The Union Cabinet today approved the acquisition of State Bank of Indore by State Bank of India (SBI) and also accorded `in-principle’ approval to introduce a Bill in the Parliament for making consequential amendments in the State Bank of India (Subsidiary Banks) Act, 1959, to remove references of State Bank of Indore.

Acquisition of State Bank of Indore by SBI would allow economies of scale in terms of footprint, manpower and other resources. The branches of the State Bank of Indore, including 83 located at different centers outside Madhya Pradesh and Chattisgarh, can be conveniently controlled from the Local Head Offices controlling SBI branches in the respective States. This will result in substantial cost savings, as it will cut the avoidable overhead cost of running two Regional Offices at New Delhi and Mumbai, which presently control the branch network of State Bank of Indore in the States other than Madhya Pradesh and Chattisgarh.

Acquisition of State Bank of Indore will also help in spreading its credit risk as the concentration risk to which the Bank is exposed, can be spread over larger base of SBI. Besides, keeping in view the growing economy, State Bank of Indore would require larger equity capital to support a growing balance sheet.
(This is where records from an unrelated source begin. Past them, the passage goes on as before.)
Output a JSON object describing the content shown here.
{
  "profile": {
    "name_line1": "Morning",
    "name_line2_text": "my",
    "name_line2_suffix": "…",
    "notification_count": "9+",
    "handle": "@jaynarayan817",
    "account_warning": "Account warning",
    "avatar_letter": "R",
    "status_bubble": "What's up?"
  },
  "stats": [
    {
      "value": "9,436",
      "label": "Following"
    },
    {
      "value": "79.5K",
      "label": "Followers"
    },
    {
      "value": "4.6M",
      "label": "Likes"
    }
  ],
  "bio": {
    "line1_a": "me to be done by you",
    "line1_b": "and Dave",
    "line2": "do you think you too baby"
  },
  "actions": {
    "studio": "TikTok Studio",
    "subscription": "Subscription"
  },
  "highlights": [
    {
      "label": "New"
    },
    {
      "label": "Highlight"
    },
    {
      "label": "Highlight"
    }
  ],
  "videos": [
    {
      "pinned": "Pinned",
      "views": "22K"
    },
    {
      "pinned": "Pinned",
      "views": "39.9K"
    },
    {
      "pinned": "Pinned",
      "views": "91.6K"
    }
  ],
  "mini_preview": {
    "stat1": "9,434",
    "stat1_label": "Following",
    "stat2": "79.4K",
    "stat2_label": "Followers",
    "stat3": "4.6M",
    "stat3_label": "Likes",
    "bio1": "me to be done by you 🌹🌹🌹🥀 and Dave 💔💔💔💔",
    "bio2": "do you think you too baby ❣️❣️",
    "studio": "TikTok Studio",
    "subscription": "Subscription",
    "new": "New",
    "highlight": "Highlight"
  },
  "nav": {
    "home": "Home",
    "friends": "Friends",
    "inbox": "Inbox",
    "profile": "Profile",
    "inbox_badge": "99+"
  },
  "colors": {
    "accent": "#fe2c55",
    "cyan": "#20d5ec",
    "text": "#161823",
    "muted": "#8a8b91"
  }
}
In the event of its acquisition, the increased capital requirement can be taken care of by SBI. Capital can be raised cost effectively by SBI instead of capital to be raised by State Bank of Indore at higher rates.
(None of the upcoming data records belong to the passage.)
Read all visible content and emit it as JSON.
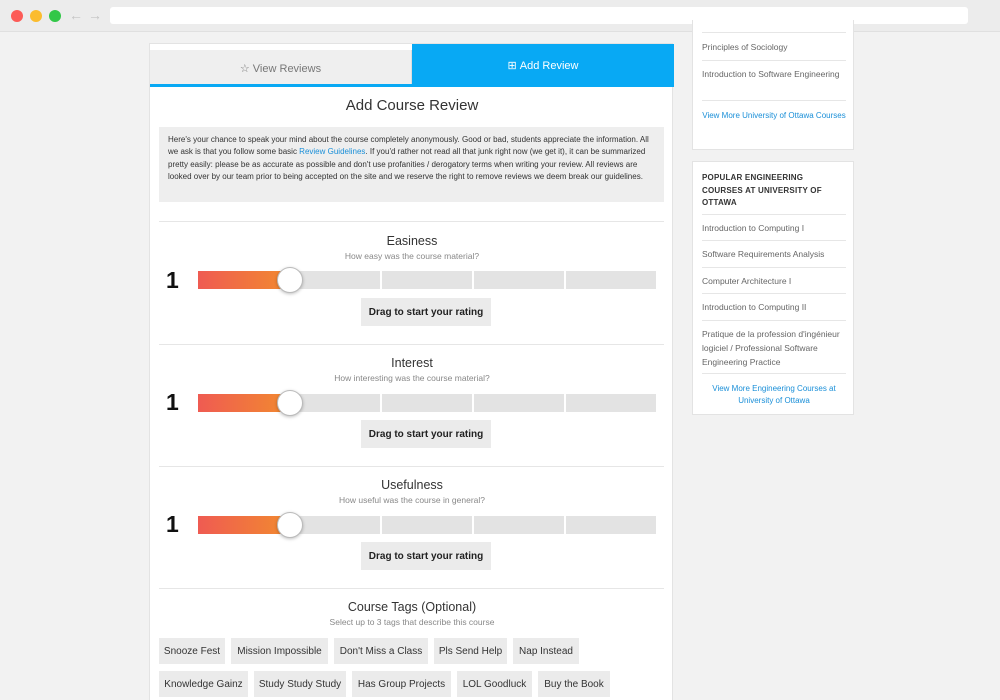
{
  "tabs": {
    "view_reviews": "View Reviews",
    "add_review": "Add Review",
    "view_icon": "star-outline-icon",
    "add_icon": "plus-square-icon"
  },
  "colors": {
    "accent": "#08a9f4",
    "gradient_start": "#ef5b52",
    "gradient_end": "#f28a2f",
    "link": "#1a8fd8"
  },
  "form": {
    "title": "Add Course Review",
    "intro_before_link": "Here's your chance to speak your mind about the course completely anonymously. Good or bad, students appreciate the information. All we ask is that you follow some basic ",
    "intro_link": "Review Guidelines",
    "intro_after_link": ". If you'd rather not read all that junk right now (we get it), it can be summarized pretty easily: please be as accurate as possible and don't use profanities / derogatory terms when writing your review. All reviews are looked over by our team prior to being accepted on the site and we reserve the right to remove reviews we deem break our guidelines."
  },
  "ratings": [
    {
      "title": "Easiness",
      "subtitle": "How easy was the course material?",
      "value": "1",
      "level": 0.2,
      "button": "Drag to start your rating"
    },
    {
      "title": "Interest",
      "subtitle": "How interesting was the course material?",
      "value": "1",
      "level": 0.2,
      "button": "Drag to start your rating"
    },
    {
      "title": "Usefulness",
      "subtitle": "How useful was the course in general?",
      "value": "1",
      "level": 0.2,
      "button": "Drag to start your rating"
    }
  ],
  "tags": {
    "title": "Course Tags (Optional)",
    "subtitle": "Select up to 3 tags that describe this course",
    "items": [
      "Snooze Fest",
      "Mission Impossible",
      "Don't Miss a Class",
      "Pls Send Help",
      "Nap Instead",
      "Knowledge Gainz",
      "Study Study Study",
      "Has Group Projects",
      "LOL Goodluck",
      "Buy the Book"
    ]
  },
  "sidebar_top": {
    "items": [
      "Principles of Sociology",
      "Introduction to Software Engineering"
    ],
    "link": "View More University of Ottawa Courses"
  },
  "sidebar_engineering": {
    "heading": "POPULAR ENGINEERING COURSES AT UNIVERSITY OF OTTAWA",
    "items": [
      "Introduction to Computing I",
      "Software Requirements Analysis",
      "Computer Architecture I",
      "Introduction to Computing II",
      "Pratique de la profession d'ingénieur logiciel / Professional Software Engineering Practice"
    ],
    "link": "View More Engineering Courses at University of Ottawa"
  }
}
BACKGROUND: After acquisition of State Bank of Saurashtra by SBI, the issue of acquisition of Associate Banks of State Bank of India by SBI has been engaging the attention of SBI. SBI is facing a situation where most of the branches of SBI and those of State Bank of Indore are competing for the same business in the same market, under the same brand. This has prevented SBI from fully exploiting its brand equity for driving business growth.